El Evangelio de este domingo termina como empezaba la primera lectura tomada de Levítico 19: «Sed perfectos, como vuestro Padre celestial es perfecto». Es como si el evangelista sintiera pudor y miedo por decir «sed santos», porque santo solo es Dios. Por eso utiliza la palabra «perfecto». Pero ya no dirá «como Dios», sino «como vuestro Padre celestial». ¿Es acaso excesiva esta ley para personas llamadas a ser templos de Dios, hijos del Padre, hermanos de Jesús?

Jesús no es el que rompe la ley y se la salta por egoísmo, sino el que abre en la ley una puerta para que puedan entrar la santidad, el amor, la donación, el sacrificio, la entrega… Entonces hasta la ley humana avanza y se reforma.

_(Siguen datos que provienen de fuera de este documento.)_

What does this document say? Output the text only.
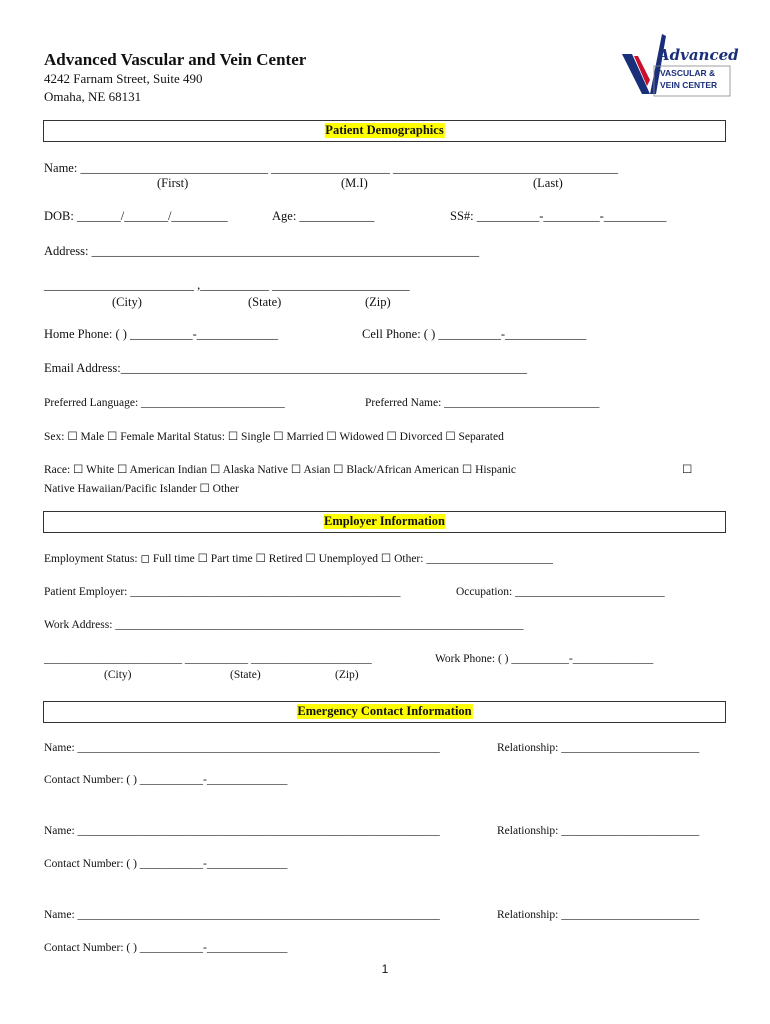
Advanced Vascular and Vein Center
4242 Farnam Street, Suite 490
Omaha, NE 68131
Advanced
VASCULAR &
VEIN CENTER
Patient Demographics
Name: ______________________________ ___________________ ____________________________________
(First)	(M.I)	(Last)
DOB: _______/_______/_________	Age: ____________	SS#: __________-_________-__________
Address: ______________________________________________________________
________________________ ,___________ ______________________
(City)	(State)	(Zip)
Home Phone: ( ) __________-_____________	Cell Phone: ( ) __________-_____________
Email Address:_________________________________________________________________
Preferred Language: _________________________	Preferred Name: ___________________________
Sex: ☐ Male ☐ Female Marital Status: ☐ Single ☐ Married ☐ Widowed ☐ Divorced ☐ Separated
Race: ☐ White ☐ American Indian ☐ Alaska Native ☐ Asian ☐ Black/African American ☐ Hispanic	☐
Native Hawaiian/Pacific Islander ☐ Other
Employer Information
Employment Status: ◻ Full time ☐ Part time ☐ Retired ☐ Unemployed ☐ Other: ______________________
Patient Employer: _______________________________________________	Occupation: __________________________
Work Address: _______________________________________________________________________
________________________ ___________ _____________________	Work Phone: ( ) __________-______________
(City)	(State)	(Zip)
Emergency Contact Information
Name: _______________________________________________________________	Relationship: ________________________
Contact Number: ( ) ___________-______________
Name: _______________________________________________________________	Relationship: ________________________
Contact Number: ( ) ___________-______________
Name: _______________________________________________________________	Relationship: ________________________
Contact Number: ( ) ___________-______________
1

Solo Dios es santo. Solo Dios es la perfección absoluta y trascendente. Solo Dios es la coherencia total. Pero Dios nos ofrece esa santidad. Sin embargo, ¿cuál es la medida del ser humano? ¿A quién se tiene que parecer? ¿Cuál es su modelo? Somos hijos de Dios. Si se nos dona la posibilidad de la santidad, no seríamos agradecidos si no aceptáramos e intentáramos desarrollar esa gracia que Dios nos otorga.

Los santos son los grandes motores de la historia. Porque la santidad es el deseo de querernos parecer a Dios, aunque eso nos cueste la vida, aunque sea difícil acompañar a Jesús en la cruz, aunque tengamos que vivir en la entrega y el sacrificio.